Da mesma sorte, nós, hoje, precisamos ter sempre em mente, como já foi abordado em alguns sermões anteriores, que a jornada rumo ao nosso lar demanda uma peregrinação longa e cansativa, e até mesmo que paguemos certo preço, não um preço pela salvação, pois já foi paga em Cristo, mas pelo fato de não pertencermos a esse mundo tenebroso. Num mundo caído, tudo o que faça referência à santidade de Deus é indesejado, e nós, somos as maiores testemunhas de que toda a terra pertence ao Criador, o que certamente despertará a inimizade dos ímpios.
Isso nos leva a contemplar também que o cumprimento da promessa de Deus de nos dar uma terra que mana leite e mel, implica necessariamente a tomada desta mesma terra de todos aqueles que se opõem a vontade divina. Assim como Efrom teve parte de sua terra tirada de si, embora considerasse isso como tendo sido um ganho, na verdade estava sendo usado por Deus como um demonstrativo de como o SENHOR faria aos seus inimigos, "tirando o que têm" e dando aos seus filhos.

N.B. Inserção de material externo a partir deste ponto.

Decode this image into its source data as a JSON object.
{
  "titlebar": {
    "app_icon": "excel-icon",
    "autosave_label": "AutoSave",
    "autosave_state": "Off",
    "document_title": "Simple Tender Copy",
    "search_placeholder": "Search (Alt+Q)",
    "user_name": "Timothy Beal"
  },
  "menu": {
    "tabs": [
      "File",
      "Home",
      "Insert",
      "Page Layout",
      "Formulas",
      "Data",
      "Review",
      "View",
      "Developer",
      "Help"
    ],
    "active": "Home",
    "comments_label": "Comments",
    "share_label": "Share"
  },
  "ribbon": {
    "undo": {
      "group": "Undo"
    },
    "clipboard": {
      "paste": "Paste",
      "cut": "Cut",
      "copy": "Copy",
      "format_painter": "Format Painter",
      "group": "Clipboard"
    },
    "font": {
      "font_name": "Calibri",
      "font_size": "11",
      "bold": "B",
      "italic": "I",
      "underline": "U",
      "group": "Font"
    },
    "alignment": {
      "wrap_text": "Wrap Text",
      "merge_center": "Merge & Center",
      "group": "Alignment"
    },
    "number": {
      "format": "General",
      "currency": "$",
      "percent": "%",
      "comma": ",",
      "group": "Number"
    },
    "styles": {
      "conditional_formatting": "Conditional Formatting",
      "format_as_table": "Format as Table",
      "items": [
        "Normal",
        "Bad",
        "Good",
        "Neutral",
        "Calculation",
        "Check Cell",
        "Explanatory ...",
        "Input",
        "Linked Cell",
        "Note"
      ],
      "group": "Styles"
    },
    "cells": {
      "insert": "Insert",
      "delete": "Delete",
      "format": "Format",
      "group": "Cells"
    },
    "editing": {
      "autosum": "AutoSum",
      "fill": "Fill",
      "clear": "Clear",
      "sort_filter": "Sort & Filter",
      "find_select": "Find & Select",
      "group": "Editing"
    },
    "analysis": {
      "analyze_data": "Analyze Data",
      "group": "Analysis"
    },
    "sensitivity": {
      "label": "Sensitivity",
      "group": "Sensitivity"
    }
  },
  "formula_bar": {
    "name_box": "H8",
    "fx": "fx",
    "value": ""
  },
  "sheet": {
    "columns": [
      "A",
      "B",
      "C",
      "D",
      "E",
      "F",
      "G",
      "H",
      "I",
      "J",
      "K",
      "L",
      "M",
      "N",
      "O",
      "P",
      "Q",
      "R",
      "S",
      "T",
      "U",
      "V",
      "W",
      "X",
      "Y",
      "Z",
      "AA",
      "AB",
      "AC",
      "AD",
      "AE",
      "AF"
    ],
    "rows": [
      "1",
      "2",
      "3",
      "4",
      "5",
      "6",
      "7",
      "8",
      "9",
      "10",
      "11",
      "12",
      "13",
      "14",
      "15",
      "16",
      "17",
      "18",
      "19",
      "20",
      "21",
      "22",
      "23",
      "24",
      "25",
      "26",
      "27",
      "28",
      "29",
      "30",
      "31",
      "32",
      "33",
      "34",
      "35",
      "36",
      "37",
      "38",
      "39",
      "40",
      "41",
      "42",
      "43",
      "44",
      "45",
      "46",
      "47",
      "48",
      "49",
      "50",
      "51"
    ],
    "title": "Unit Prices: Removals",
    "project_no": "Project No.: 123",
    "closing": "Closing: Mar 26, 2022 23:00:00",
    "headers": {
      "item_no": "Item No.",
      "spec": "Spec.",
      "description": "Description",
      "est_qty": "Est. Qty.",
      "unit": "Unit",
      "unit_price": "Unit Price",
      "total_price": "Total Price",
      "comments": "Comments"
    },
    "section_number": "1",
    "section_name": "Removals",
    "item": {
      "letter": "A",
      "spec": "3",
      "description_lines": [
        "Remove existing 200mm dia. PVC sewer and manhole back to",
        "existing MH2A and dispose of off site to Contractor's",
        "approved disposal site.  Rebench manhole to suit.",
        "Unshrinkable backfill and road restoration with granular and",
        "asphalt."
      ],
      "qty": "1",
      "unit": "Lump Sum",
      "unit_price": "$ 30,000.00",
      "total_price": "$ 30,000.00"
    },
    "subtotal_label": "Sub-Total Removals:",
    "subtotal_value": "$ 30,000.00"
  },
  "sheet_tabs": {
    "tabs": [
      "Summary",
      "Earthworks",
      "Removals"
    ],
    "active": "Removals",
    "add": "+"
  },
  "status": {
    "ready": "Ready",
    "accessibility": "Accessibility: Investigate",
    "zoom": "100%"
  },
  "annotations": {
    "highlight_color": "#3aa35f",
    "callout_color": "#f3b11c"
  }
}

A igreja do SENHOR peregrina na mesma terra que receberá por herança, terra que será tirada dos adversários de Cristo, e entregue ao seu povo. Nela, Cristo habitará para sempre "tabernaculando" conosco, para a glória de Deus. A fé de Abraão era de que possuiria esta terra; o lugar da habitação de Deus. Essa era sua fé... essa é a nossa fé.... nossa certeza.
Conclusão
Gênesis 22.20-23.20 é o demonstrativo de que, através do Messias prometido, o SENHOR nos garante a entrada e posse do Novo Céu e Nova Terra. Ainda que sejamos estrangeiros e peregrinos, um dia nossa jornada acabará, quando poderemos finalmente fixar residência na Cidade Santa, da qual o centro será o próprio Trono de Deus, sobre o qual estará aquele que nos redimiu, e nos chamou pela fé, dando-nos o direito de posse da Terra Prometida.